Under the settlement, 11,875 people who had their HIV status shared are entitled to receive at least $500 each.
An additional 1,600 patients are entitled to $75 as their names and other information was disclosed.
In a release Ronda B. Goldfein, executive director of the Philadelphia-based AIDS Law Project of Pennsylvania, said that because stigma associated with HIV is still pervasive, some people who received the mailing were forced from their homes or suffered irreparable damages to relationships with friends, relatives, and neighbors.
He said: “The fear of losing control of HIV-related information and the resulting risk of discrimination are barriers to health care.
“This settlement reinforces the importance of keeping such information private, and we hope it reassures people living with HIV, or those on PrEP, that they do not have to choose between privacy and health care.”
Among those sent the mailing was ‘Andrew Beckett’, a Pennsylvania resident who became the lead plaintiff in the nationwide class action lawsuit.
Beckett is not HIV-positive but takes PrEP, a pre-exposure prophylactic that prevents HIV.

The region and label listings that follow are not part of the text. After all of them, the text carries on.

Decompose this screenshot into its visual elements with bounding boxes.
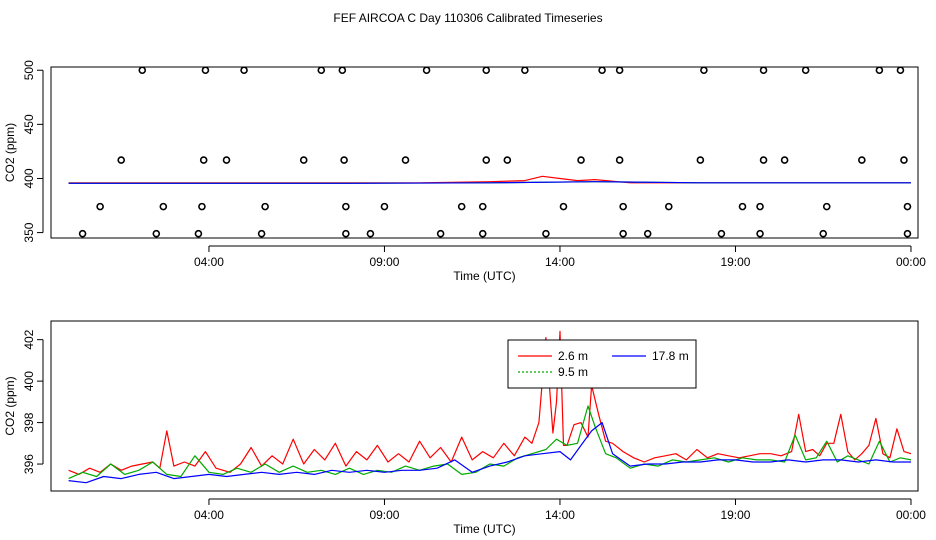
y-axis-label: CO2 (ppm) xyxy=(3,376,17,435)
data-point xyxy=(801,66,810,75)
series-line-9-5-m xyxy=(68,405,912,480)
data-point xyxy=(577,156,585,164)
data-point xyxy=(366,229,375,238)
data-point xyxy=(819,229,828,238)
legend-label: 17.8 m xyxy=(652,349,689,363)
data-point xyxy=(700,66,708,75)
data-point xyxy=(900,156,908,164)
data-point xyxy=(117,156,126,164)
data-point xyxy=(138,66,147,75)
data-point xyxy=(380,202,389,211)
series-line-2-6-m xyxy=(68,330,912,475)
x-tick-label: 14:00 xyxy=(545,255,575,269)
data-point xyxy=(194,229,203,238)
y-tick-label: 396 xyxy=(22,454,36,474)
data-point xyxy=(822,202,831,211)
y-tick-label: 398 xyxy=(22,412,36,432)
x-tick-label: 09:00 xyxy=(369,255,399,269)
data-point xyxy=(436,229,445,238)
data-point xyxy=(342,229,350,238)
data-point xyxy=(482,156,491,164)
data-point xyxy=(257,229,266,238)
data-point xyxy=(875,66,884,75)
data-point xyxy=(340,156,348,164)
legend-label: 2.6 m xyxy=(558,349,588,363)
data-point xyxy=(478,202,487,211)
data-point xyxy=(240,66,248,75)
x-tick-label: 19:00 xyxy=(720,255,750,269)
chart-title: FEF AIRCOA C Day 110306 Calibrated Times… xyxy=(333,11,602,25)
series-line-2-6-m xyxy=(68,175,911,184)
data-point xyxy=(201,66,210,75)
data-point xyxy=(759,66,768,75)
data-point xyxy=(401,156,410,164)
data-point xyxy=(615,156,624,164)
data-point xyxy=(422,66,431,75)
y-tick-label: 450 xyxy=(22,114,36,134)
data-point xyxy=(78,229,87,238)
x-tick-label: 04:00 xyxy=(194,508,224,522)
data-point xyxy=(152,229,161,238)
y-tick-label: 400 xyxy=(22,168,36,188)
data-point xyxy=(96,202,104,211)
data-point xyxy=(159,202,168,211)
x-tick-label: 00:00 xyxy=(896,508,926,522)
data-point xyxy=(299,156,308,164)
data-point xyxy=(664,202,673,211)
y-tick-label: 402 xyxy=(22,329,36,349)
data-point xyxy=(717,229,726,238)
data-point xyxy=(903,202,912,211)
data-point xyxy=(738,202,747,211)
data-point xyxy=(696,156,705,164)
x-tick-label: 04:00 xyxy=(194,255,224,269)
x-axis-label: Time (UTC) xyxy=(453,269,515,283)
data-point xyxy=(503,156,512,164)
data-point xyxy=(521,66,529,75)
x-tick-label: 19:00 xyxy=(720,508,750,522)
top-panel: 04:00 09:00 14:00 19:00 00:00 Time (UTC) 350 40… xyxy=(3,60,926,283)
data-point xyxy=(756,229,764,238)
series-line-17-8-m xyxy=(68,422,911,484)
data-point xyxy=(478,229,487,238)
y-tick-label: 400 xyxy=(22,371,36,391)
plot-frame xyxy=(50,66,919,239)
data-point xyxy=(780,156,789,164)
data-point xyxy=(457,202,466,211)
data-point xyxy=(261,202,269,211)
data-point xyxy=(615,66,624,75)
bottom-panel: 04:00 09:00 14:00 19:00 00:00 Time (UTC) 396 39… xyxy=(3,320,926,536)
data-point xyxy=(598,66,606,75)
data-point xyxy=(338,66,347,75)
series-line-17-8-m xyxy=(68,181,911,184)
data-point xyxy=(222,156,231,164)
data-point xyxy=(756,202,764,211)
data-point xyxy=(482,66,491,75)
data-point xyxy=(858,156,866,164)
x-tick-label: 09:00 xyxy=(369,508,399,522)
legend-label: 9.5 m xyxy=(558,365,588,379)
x-tick-label: 00:00 xyxy=(896,255,926,269)
data-point xyxy=(559,202,568,211)
data-point xyxy=(903,229,912,238)
data-point xyxy=(198,202,206,211)
plot-frame xyxy=(50,320,919,492)
x-axis-label: Time (UTC) xyxy=(453,522,515,536)
y-tick-label: 350 xyxy=(22,222,36,242)
data-point xyxy=(317,66,326,75)
data-point xyxy=(643,229,652,238)
data-point xyxy=(759,156,768,164)
data-point xyxy=(619,229,627,238)
data-point xyxy=(619,202,627,211)
data-point xyxy=(542,229,550,238)
data-point xyxy=(199,156,208,164)
data-point xyxy=(342,202,350,211)
legend-box xyxy=(507,339,697,389)
y-tick-label: 500 xyxy=(22,60,36,80)
y-axis-label: CO2 (ppm) xyxy=(3,123,17,182)
x-tick-label: 14:00 xyxy=(545,508,575,522)
data-point xyxy=(896,66,905,75)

He said: “HIV still has a negative stigma associated with it, and I am pleased that this encouraging agreement with Aetna shows that HIV-related information warrants special care.”
Sally Friedman, legal director of the New York City-based Legal Action Center, said: “The settlement provides a fair and just way to compensate class members for their harm while also requiring practice changes to prevent future breaches.

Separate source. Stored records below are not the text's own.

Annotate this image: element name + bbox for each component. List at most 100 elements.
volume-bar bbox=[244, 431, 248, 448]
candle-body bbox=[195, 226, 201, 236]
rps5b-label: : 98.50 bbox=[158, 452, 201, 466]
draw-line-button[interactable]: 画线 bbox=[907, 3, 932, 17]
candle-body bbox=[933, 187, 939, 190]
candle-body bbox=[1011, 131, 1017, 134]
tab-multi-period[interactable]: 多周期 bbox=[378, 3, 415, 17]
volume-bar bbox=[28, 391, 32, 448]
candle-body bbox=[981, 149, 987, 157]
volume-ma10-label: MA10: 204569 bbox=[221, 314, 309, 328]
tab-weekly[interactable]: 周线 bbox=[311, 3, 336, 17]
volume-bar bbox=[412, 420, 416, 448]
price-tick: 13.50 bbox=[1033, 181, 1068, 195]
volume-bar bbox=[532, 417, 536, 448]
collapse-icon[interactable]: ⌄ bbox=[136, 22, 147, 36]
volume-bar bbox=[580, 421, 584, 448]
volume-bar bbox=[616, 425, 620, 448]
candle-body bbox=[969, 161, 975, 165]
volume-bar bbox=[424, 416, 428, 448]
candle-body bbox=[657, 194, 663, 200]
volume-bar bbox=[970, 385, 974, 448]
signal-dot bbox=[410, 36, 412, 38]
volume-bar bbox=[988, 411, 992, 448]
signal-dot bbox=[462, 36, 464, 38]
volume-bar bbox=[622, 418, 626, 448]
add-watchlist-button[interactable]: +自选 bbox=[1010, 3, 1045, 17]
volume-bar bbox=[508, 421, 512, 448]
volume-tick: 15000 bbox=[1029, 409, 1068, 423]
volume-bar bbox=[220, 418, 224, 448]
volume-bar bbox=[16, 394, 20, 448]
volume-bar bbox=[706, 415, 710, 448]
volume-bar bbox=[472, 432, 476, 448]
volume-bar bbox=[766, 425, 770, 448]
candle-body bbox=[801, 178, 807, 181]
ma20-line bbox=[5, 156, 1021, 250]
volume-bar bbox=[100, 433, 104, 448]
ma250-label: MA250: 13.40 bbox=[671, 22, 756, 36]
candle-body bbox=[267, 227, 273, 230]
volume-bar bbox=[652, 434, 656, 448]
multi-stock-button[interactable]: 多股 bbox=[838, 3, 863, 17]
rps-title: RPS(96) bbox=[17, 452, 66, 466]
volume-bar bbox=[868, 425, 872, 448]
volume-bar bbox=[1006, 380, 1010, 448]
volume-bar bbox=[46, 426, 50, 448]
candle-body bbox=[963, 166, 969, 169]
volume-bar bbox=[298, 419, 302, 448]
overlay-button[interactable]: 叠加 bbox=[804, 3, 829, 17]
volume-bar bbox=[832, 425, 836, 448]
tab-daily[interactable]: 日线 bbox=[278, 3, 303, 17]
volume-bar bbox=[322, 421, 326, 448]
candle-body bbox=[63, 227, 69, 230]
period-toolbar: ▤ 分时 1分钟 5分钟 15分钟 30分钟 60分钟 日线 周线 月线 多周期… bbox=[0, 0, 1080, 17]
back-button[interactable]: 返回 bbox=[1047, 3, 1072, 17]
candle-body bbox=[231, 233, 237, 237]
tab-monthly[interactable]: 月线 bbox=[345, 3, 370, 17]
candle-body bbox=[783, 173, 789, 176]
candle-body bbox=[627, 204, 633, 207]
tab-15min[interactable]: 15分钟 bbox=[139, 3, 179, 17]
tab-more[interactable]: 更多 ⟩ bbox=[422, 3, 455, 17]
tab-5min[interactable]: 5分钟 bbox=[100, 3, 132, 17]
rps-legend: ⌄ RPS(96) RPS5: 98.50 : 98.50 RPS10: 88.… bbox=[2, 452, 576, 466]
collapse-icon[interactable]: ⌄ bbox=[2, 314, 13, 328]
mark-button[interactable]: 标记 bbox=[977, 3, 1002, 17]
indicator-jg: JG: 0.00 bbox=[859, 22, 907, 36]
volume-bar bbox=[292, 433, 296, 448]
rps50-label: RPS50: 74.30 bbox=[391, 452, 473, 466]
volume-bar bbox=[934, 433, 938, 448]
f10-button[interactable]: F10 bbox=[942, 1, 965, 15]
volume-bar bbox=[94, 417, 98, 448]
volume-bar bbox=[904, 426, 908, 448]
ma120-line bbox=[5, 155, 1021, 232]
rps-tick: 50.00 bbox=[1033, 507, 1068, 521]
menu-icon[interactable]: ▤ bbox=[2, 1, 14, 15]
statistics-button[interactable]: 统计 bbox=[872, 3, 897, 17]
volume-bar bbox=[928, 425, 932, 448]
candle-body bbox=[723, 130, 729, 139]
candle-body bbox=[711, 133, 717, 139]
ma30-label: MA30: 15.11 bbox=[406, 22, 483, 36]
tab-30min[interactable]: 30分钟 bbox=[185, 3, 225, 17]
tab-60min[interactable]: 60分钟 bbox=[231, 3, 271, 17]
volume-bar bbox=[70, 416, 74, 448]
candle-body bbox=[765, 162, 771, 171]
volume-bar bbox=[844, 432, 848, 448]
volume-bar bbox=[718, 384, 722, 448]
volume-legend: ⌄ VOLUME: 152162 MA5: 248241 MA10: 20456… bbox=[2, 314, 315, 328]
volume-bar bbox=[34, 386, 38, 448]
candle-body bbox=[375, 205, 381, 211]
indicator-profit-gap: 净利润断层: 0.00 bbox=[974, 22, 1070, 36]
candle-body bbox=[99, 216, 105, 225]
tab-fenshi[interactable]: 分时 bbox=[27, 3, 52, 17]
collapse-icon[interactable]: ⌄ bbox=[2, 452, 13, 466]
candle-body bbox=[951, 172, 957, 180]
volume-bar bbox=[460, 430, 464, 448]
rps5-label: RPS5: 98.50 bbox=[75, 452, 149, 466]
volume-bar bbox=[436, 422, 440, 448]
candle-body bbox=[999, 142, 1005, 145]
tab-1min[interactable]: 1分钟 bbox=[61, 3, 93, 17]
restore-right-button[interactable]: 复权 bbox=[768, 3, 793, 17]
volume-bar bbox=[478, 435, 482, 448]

“The settlement’s magnitude will help restore the dignity and voice of those affected.”
Shanon J. Carson, a managing shareholder of Berger & Montague, P.C., added: “Not a day has gone by that I and my colleagues have not paused to think about the individuals and their families who have been affected by this breach, and we are glad that this settlement will bring closure and a remedy to this situation.”
Torin A. Dorros, managing attorney of Dorros Law, which filed a subsequent lawsuit in California over the issue, called the outcome “a very significant resolution for all those affected and a landmark settlement in the area of protecting consumers’ health information and privacy.”
Patients in Arizona, California, Georgia, Illinois, New Jersey, New York, Ohio, Pennsylvania, and Washington, D.C were impacted.
In the UK, a sexual health clinic was hit with a massive fine in 2016 after accidentally leaking a list of HIV-positive patients on an email chain.
56 Dean Street made the slip when it sent an email newsletter to patients at its HIV clinic – but failed to prevent recipients from seeing eachothers’ details – revealing the names and email addresses of 780 people.
Health Secretary Jeremy Hunt slammed the breach as “completely unacceptable”, and Chelsea and Westminster Hospital NHS Foundation Trust, which runs the clinic, was fined £180,000 over the data breach.
Information Commissioner Christopher Graham said: “People’s use of a specialist service at a sexual health clinic is clearly sensitive personal data. The law demands this type of information is handled with particular care following clear rules, and put simply, this did not happen.
“It is clear that this breach caused a great deal of upset to the people affected.
“The clinic served a small area of London, and we know that people recognised other names on the list, and feared their own name would be recognised too.
“That our investigation found this wasn’t the first mistake of this type by the Trust only adds to what was a serious breach of the law.”